The "half head-shield" on the new cars can be seen on the tanker at left. Questions are being raised about the security of this strengthened standard after so many burst and caught fire after derailment at about 60kmh.
Photo Credit: TSB

New standard for rail tankers: still not safe?

A report into a derailment and fire of a train of crude oil tankers earlier this month says the new standard of rail cars has still proven inadequate to prevent bursting and fires.

Following the deadly Lac Megantic Qc oil train disaster, the Transportation Safety Board (TSB) recommended higher, and stronger standards for oil and chemical transport.  The industry standard for such tanker cars was a design known as DOT-111.  The new standard the industry agreed to was a design called CPC-1232.

Power shovels help in extinguishing the blaze from the damaged oil tankers. Protective puncture shields at the ends of each tanker, strengthened top valve and removable bottom © Tranportation Safety Board

The 100 car train was travelling slightly slower than the 64km/h speed restriction in -31C temperatures in the remote area when 29 tankers of the new design derailed. Several burst and the spilled oil caught fire.

Red pointer indicates the village of Gogama, Ontario, about 110 km south of Timmins © Google

Another fire this past Sunday in West Virginia in the US, also involved tankers of the new CPC- 1232 standard.

The CPC-1232 tankers are made of thicker steel than the old tankers, with improved valve and protective technology on the top and bottom and a half –height “head shield” on the front and back of the car to protect the tank from being punctured by a rock or branch.

The TSB report quotes Chief Operating Officer Jean L Laporte, “The TSB has been calling for tougher standards for Class 111 tank cars for several years. Here is yet another example of tank cars being breached, and we once again urge Transport Canada to expedite the introduction of enhanced protection standards to reduce the risk of product loss when these cars are involved in accidents.”

The report also says that “the preliminary assessment of the CPC-1232-compliant tank cars involved in this occurrence demonstrates the inadequacy of this standard given the tank cars’ similar performance to the legacy Class 111 tanks cars involved in the Lac-Mégantic accident.”

The estimated cost to retrofit a legacy 111 tanker to the CPC-1232 standard is $20,00-30,000

However some experts say that it would be virtually impossible to make a tanker that could withstand an impact at over 100km/h, the speed the tankers were travelling in the Lac Megantic disaster.

The investigation is continuing with the TSB examining several aspects of the derailment in which no-one was injured and due to the remote location, no evacuations were needed.

The next steps in the TSB investigation of the Gogama derailment include the following:

Examination of rail components and suspect wheel recovered from the derailment site

  • Sampling and testing of product from select cars
  • Review of Wheel Impact Load Detector records for subject train and 2 previous trains
  • Review of all track infrastructure maintenance records for the area
  • Review of CN Engineering Track Standards and cold weather policy
  • Review of TC-approved Track Safety Rules
  • Review and evaluation of ERAP and emergency response
  • Conducting additional interviews as required.

NEW STANDARD PROPOSED TC-140 (see diagramme below)

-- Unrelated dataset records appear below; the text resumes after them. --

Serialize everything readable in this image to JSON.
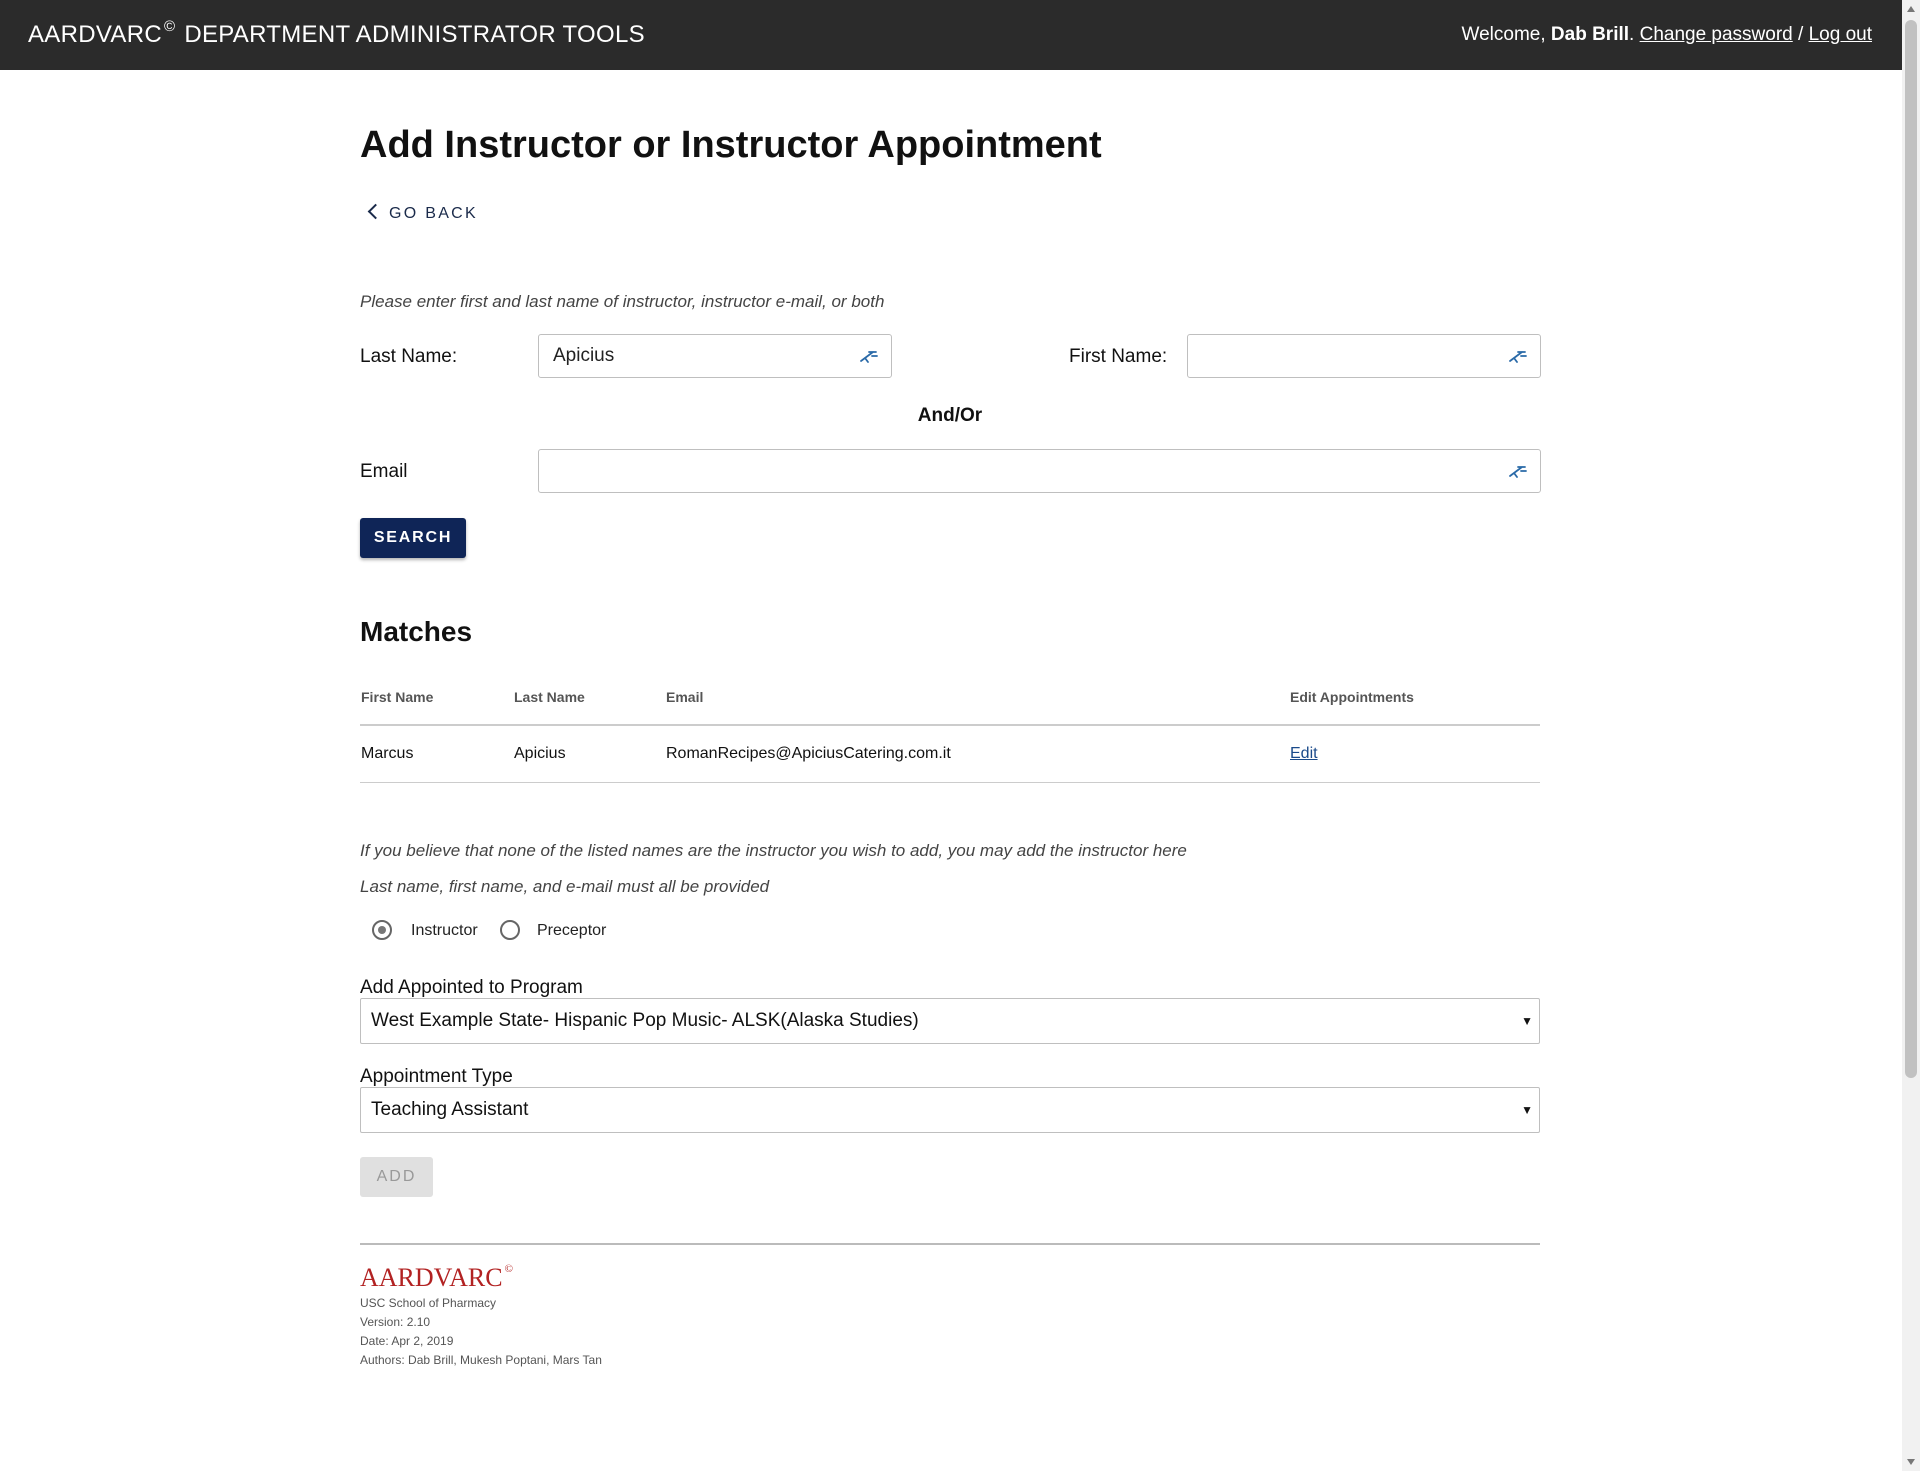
{
  "header": {
    "brand": "AARDVARC",
    "brand_symbol": "©",
    "title": "DEPARTMENT ADMINISTRATOR TOOLS",
    "welcome": "Welcome, ",
    "username": "Dab Brill",
    "period": ".",
    "change_password": "Change password",
    "separator": " / ",
    "logout": "Log out"
  },
  "page": {
    "title": "Add Instructor or Instructor Appointment",
    "go_back": "GO BACK"
  },
  "search": {
    "hint": "Please enter first and last name of instructor, instructor e-mail, or both",
    "last_name_label": "Last Name:",
    "last_name_value": "Apicius",
    "first_name_label": "First Name:",
    "first_name_value": "",
    "and_or": "And/Or",
    "email_label": "Email",
    "email_value": "",
    "button": "SEARCH"
  },
  "matches": {
    "title": "Matches",
    "columns": [
      "First Name",
      "Last Name",
      "Email",
      "Edit Appointments"
    ],
    "rows": [
      {
        "first": "Marcus",
        "last": "Apicius",
        "email": "RomanRecipes@ApiciusCatering.com.it",
        "action": "Edit"
      }
    ]
  },
  "add": {
    "note1": "If you believe that none of the listed names are the instructor you wish to add, you may add the instructor here",
    "note2": "Last name, first name, and e-mail must all be provided",
    "role_options": [
      "Instructor",
      "Preceptor"
    ],
    "role_selected": "Instructor",
    "program_label": "Add Appointed to Program",
    "program_value": "West Example State- Hispanic Pop Music- ALSK(Alaska Studies)",
    "type_label": "Appointment Type",
    "type_value": "Teaching Assistant",
    "button": "ADD"
  },
  "footer": {
    "logo": "AARDVARC",
    "logo_symbol": "©",
    "org": "USC School of Pharmacy",
    "version": "Version: 2.10",
    "date": "Date: Apr 2, 2019",
    "authors": "Authors: Dab Brill, Mukesh Poptani, Mars Tan"
  },
  "icons": {
    "input_fill": "autofill-key-icon",
    "back": "chevron-left-icon",
    "select_caret": "caret-down-icon"
  },
  "colors": {
    "topbar": "#2b2b2b",
    "primary": "#0f2557",
    "link": "#1a4a8a",
    "logo": "#b22222"
  }
}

Transport Canada proposal for improved tanker car TC-140 © Transport Canada
  1. Top-Fitting Protection – This feature essentially covers the valves and accessories on top of a tank car. It also protects the pressure release valve from damage. For the TC-140 tank car, the top-fitting requirements would be similar to the current requirements for tank cars transporting dangerous goods that are Toxic by Inhalation.
  2. Thermal Protection including a Jacket – This feature is an outer cover that is placed on the exterior of the shell, used mainly to provide thermal protection and keep insulation in place. The thermal protection required for the TC-140 tank car would have to withstand a 100 minute pool fire and a 30 minute jet fire without rupturing.
  3. Thicker Normalized Steel – Thicker shell and heads provide improved puncture resistance and structural strength. Using normalized steel improves the toughness and ductility of the material, providing increased fracture resistance of the tank car.
  4. Head Shields – This feature helps protect the head of the tank car from puncture. The improved TC-140 proposes a full head shield that covers the entire head of the tank car vs the current half-height shield of the latest CP-C1232 standard
  5. Electronically Controlled Pneumatic Brakes – This feature significantly reduces train forces during emergency braking, reducing the likelihood of potential derailments and providing better and smoother braking abilities during train operation.
  6. Improved Bottom Outlet Valves – This feature is designed for valves to withstand derailments and helps to ensure they don’t leak during a potential accident.